Clash in the semantic of contains(...) method in CompositeCurve

Martin Desruisseaux added a comment - 19/Jul/11 8:15 AM Actually this class is documented in section 6.1 of ISO 19107: Objects under GM_Primitive will be open, that is, they will not contain their boundary points; (...) Objects under GM_Complex will be closed, that is, they will contain their boundary points. This leads to some apparent ambiguity. A representation of a line as a primitive must reference its end points, but will not contain these points as a set of direct positions. A representation of a line as a complex will also reference its end points, and will contain these points as a set of direct positions. This means that identical digital representations will have slightly different semantics depending on whether they are accessed as primitives or complexes. This difference of semantics is most striking in the GM_CompositeCurve . Composite curves are used to represent features whose geometry could also be represented as curve primitives. From a cartographic point of view, these two representations are not different.

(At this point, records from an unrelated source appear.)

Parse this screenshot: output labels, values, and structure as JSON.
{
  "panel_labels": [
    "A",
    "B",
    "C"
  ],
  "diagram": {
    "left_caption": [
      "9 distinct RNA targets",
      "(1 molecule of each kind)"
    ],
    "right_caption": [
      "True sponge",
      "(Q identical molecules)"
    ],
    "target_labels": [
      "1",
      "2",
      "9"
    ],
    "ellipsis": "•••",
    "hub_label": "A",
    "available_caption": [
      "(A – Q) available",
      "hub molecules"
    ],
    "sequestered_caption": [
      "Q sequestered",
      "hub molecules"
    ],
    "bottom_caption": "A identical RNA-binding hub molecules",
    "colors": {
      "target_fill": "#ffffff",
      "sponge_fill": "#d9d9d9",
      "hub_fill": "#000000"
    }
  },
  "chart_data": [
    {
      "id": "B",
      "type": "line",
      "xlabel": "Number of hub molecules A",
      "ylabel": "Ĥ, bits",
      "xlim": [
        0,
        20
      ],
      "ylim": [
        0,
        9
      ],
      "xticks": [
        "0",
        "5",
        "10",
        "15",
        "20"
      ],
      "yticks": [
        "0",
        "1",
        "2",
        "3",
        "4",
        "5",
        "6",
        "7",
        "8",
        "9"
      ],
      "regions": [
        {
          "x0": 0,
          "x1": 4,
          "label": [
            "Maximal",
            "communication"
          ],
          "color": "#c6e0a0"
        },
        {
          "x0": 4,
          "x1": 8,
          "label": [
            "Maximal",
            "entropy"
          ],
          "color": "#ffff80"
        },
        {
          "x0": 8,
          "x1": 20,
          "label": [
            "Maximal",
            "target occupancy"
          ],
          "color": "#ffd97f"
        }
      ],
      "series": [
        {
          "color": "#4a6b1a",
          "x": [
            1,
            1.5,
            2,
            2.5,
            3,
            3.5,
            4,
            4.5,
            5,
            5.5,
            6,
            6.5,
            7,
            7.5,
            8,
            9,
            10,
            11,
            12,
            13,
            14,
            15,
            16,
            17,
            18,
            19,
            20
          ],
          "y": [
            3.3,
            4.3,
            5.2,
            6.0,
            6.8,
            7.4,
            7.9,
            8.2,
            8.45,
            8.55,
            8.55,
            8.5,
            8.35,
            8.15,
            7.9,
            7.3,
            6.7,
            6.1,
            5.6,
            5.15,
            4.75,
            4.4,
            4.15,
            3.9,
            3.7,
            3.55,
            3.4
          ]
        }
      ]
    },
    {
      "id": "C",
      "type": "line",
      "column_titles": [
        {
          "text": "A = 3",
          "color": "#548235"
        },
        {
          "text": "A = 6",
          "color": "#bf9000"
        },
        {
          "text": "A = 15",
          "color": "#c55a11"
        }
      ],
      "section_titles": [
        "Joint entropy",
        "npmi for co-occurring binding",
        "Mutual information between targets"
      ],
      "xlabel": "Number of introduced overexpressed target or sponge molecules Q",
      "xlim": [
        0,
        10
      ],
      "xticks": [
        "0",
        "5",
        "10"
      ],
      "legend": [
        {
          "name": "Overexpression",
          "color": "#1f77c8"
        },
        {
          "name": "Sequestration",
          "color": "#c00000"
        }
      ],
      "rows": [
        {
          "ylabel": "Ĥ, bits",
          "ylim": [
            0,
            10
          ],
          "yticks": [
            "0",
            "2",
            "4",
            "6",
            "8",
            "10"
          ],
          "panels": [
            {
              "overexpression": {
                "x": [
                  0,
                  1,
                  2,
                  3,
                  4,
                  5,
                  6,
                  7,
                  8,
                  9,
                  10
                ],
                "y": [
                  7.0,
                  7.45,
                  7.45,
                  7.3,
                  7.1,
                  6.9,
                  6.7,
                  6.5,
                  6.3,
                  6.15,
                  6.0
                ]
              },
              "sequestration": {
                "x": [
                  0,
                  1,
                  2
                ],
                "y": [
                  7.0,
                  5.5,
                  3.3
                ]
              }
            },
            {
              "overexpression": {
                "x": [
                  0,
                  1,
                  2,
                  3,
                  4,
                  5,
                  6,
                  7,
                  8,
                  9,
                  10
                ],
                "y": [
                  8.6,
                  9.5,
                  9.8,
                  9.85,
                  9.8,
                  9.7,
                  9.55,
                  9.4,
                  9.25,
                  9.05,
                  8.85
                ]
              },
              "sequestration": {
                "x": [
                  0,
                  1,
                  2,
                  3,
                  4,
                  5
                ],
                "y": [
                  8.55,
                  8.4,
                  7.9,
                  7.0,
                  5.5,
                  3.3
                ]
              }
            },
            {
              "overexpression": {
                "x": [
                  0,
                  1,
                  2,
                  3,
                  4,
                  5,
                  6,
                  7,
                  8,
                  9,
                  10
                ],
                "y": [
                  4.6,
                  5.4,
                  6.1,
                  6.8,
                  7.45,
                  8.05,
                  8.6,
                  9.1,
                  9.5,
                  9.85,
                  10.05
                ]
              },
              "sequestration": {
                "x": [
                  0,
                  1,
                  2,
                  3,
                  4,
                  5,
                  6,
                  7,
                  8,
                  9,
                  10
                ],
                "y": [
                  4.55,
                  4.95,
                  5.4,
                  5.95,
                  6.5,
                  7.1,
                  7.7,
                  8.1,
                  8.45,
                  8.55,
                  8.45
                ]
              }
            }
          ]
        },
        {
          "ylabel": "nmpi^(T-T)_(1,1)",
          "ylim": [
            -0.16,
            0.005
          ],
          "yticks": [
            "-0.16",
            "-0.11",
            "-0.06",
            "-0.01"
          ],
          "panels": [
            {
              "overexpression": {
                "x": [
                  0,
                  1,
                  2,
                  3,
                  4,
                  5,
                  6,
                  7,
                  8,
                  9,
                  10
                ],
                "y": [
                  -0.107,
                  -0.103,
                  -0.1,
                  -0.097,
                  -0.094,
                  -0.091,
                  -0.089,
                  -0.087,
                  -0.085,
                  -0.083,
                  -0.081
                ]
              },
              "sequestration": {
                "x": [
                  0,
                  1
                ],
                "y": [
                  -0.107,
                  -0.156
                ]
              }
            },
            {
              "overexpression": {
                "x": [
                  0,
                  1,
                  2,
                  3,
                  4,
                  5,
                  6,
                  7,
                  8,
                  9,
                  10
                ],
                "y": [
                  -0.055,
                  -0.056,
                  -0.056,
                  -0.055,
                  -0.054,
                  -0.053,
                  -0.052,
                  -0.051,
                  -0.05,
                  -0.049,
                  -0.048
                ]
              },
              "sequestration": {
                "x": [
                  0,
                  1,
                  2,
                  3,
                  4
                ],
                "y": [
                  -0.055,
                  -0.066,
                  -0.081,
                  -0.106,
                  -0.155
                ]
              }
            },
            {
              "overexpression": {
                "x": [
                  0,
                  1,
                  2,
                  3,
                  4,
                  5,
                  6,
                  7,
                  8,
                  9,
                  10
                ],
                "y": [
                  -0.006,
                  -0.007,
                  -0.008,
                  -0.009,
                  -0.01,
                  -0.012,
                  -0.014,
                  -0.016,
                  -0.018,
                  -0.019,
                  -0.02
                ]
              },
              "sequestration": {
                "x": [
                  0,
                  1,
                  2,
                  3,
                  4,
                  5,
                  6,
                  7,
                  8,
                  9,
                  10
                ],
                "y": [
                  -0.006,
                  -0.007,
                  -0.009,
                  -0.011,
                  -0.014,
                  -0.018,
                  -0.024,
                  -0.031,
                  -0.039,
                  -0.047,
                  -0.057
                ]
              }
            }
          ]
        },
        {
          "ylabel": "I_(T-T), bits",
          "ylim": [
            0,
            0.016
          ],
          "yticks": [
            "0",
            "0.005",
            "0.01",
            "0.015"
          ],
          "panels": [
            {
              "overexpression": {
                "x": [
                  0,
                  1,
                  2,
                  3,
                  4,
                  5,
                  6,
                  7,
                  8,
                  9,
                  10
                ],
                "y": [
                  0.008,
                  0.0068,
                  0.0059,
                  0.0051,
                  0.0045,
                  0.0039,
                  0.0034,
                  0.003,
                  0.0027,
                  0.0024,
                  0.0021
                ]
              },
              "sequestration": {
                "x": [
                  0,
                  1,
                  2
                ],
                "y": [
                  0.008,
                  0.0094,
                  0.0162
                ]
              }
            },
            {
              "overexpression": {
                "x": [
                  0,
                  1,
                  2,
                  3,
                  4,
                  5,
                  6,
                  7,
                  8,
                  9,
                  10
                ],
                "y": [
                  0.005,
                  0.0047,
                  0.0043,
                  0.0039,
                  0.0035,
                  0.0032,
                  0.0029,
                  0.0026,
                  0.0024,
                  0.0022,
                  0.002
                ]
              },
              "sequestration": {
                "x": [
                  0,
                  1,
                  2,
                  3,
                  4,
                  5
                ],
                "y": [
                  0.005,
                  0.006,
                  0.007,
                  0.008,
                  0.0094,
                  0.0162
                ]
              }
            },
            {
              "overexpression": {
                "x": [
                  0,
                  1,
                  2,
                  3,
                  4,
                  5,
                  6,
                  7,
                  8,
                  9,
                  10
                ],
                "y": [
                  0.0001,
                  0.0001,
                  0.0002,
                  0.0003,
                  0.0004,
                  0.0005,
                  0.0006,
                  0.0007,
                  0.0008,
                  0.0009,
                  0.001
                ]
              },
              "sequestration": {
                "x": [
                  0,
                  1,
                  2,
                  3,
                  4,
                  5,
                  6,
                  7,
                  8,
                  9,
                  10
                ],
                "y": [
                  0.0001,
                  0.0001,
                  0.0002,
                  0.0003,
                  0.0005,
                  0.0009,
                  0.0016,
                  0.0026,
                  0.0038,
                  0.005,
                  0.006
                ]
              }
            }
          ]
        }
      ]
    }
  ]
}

From a topological point of view, they are different. (...) The primary semantics of a GM_CompositeCurve is as a closed GM_Object , but it may also act as an open GM_Object under GM_Primitive operations. Interface protocols depending upon the topological details of this object will have to be distinguished as to whether they have been inherited from GM_Primitive or GM_Complex , where the distinction first occurs. Even though these protocols have been inherited from the same operations defined at GM_Object , they will act differently depending upon the branch of the inheritance tree from which they have inherited semantics. Creators of implementation profiles may take this into account and use a proxy mechanism for realization relationships that cause semantic dissonance. Such a procedure will be necessary in object-oriented programming and databases in systems that disallow multiple inheritance or make limiting assumptions about method binding.